You can find Kate on her website and of course, here on Substack.
These Three Things with Kate Ellen
1. Know your own energy. If you don’t know the difference between what is your energy and what is someone else’s energy, it is impossible to sort out your desires and motivations. First, know thyself. It’s a pretty fun game once you start practicing.
2. Georgia O’Keefe had it figured out: “I have already settled it for myself so flattery and criticism go down the same drain and I am quite free.” I have been running major experiments in expansion and visibility this past year, putting myself further and farther out than I ever have before and witnessing how my nervous system responds. There is what the mind thinks and wants, what the body can tolerate, and then the issue of relying on outside validation or criticism. These experiments have been incredibly fruitful, my hope is to end up where Georgia did, to make from a place a pure connection to source, as a clear channel and without thought of other people’s validation or invalidation. Down the drain, baby! Yeeeee!
3. I know people say this and it may seem trite, but I really do feel like it was a quantum paradigm shift when I finally felt that I belong here on earth, that I am loved and I belong here. That whole child of god, one with all beings, gotta love yourself kind of thing? Yeah. That. Spread me on some of that.
So now I ask you:
1. How do you recognize what’s truly yours? Your energy, desires, and motivations versus what your handling from others? What practices help you return to yourself when you begin to lose your space and everything starts to blur together?
2. Have you ever felt yourself expand beyond your comfort zone? Creatively, personally, or publicly? What did you notice about your own nervous system, and how do you find steadiness in the space between flattery and criticism?

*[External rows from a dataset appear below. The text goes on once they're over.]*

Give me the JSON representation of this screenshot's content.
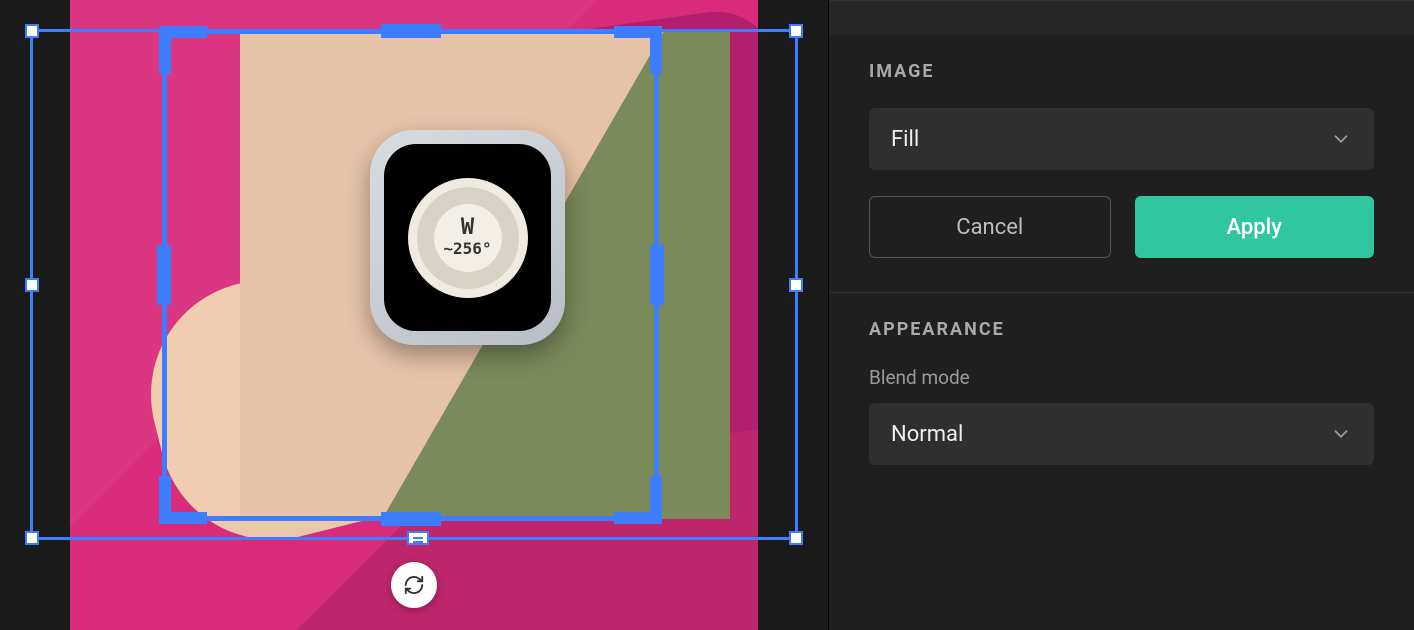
{
  "canvas": {
    "watch_direction": "W",
    "watch_heading": "~256°"
  },
  "panel": {
    "image_section_title": "IMAGE",
    "fill_mode": "Fill",
    "cancel_label": "Cancel",
    "apply_label": "Apply",
    "appearance_section_title": "APPEARANCE",
    "blend_mode_label": "Blend mode",
    "blend_mode_value": "Normal"
  }
}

3. What moments or practices help you remember that you belong without conditions? Where in your life do you feel most at home in your own skin?

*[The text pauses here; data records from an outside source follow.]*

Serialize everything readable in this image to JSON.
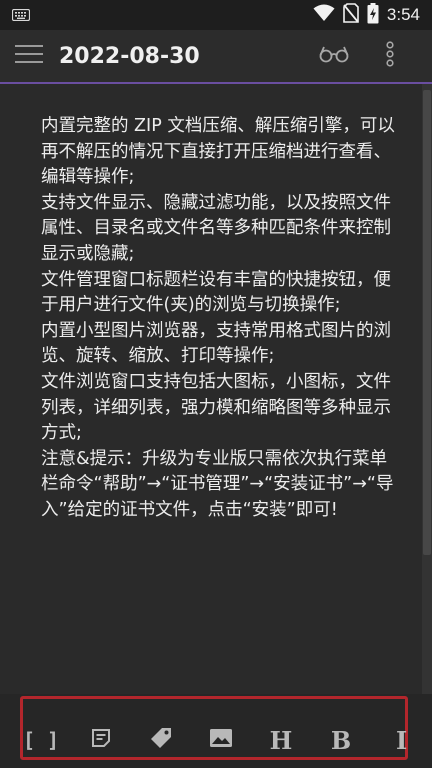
{
  "status_bar": {
    "time": "3:54",
    "icons": [
      "keyboard-icon",
      "wifi-icon",
      "no-sim-icon",
      "battery-charging-icon"
    ]
  },
  "header": {
    "title": "2022-08-30",
    "icons": [
      "menu-icon",
      "reading-glasses-icon",
      "more-vert-icon"
    ]
  },
  "document": {
    "paragraphs": [
      "内置完整的 ZIP 文档压缩、解压缩引擎，可以再不解压的情况下直接打开压缩档进行查看、编辑等操作;",
      "支持文件显示、隐藏过滤功能，以及按照文件属性、目录名或文件名等多种匹配条件来控制显示或隐藏;",
      "文件管理窗口标题栏设有丰富的快捷按钮，便于用户进行文件(夹)的浏览与切换操作;",
      "内置小型图片浏览器，支持常用格式图片的浏览、旋转、缩放、打印等操作;",
      "文件浏览窗口支持包括大图标，小图标，文件列表，详细列表，强力模和缩略图等多种显示方式;",
      "注意&提示：升级为专业版只需依次执行菜单栏命令“帮助”→“证书管理”→“安装证书”→“导入”给定的证书文件，点击“安装”即可!"
    ]
  },
  "toolbar": {
    "tools": [
      {
        "icon": "brackets-icon",
        "label": "[ ]"
      },
      {
        "icon": "note-icon",
        "label": ""
      },
      {
        "icon": "tag-icon",
        "label": ""
      },
      {
        "icon": "image-icon",
        "label": ""
      },
      {
        "icon": "heading-icon",
        "label": "H"
      },
      {
        "icon": "bold-icon",
        "label": "B"
      },
      {
        "icon": "italic-icon",
        "label": "I"
      }
    ]
  },
  "colors": {
    "accent_line": "#6a4ea0",
    "highlight_border": "#b3262c",
    "background": "#2a2a2a"
  }
}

If none of these prompts speak to you, feel free to share your These Three Things in the comments in any form that feels right. There are no rules here, just curiosity, reflection, presence, and space to begin again.
Feel free to take it to Notes! Tag me using
and I’ll give you a shoutout. Let’s see where this journey takes us when we all share what we’ve learned along the way.
Thank you so much for the inspiration this week, Kate.
And as always, thank all of you for being here.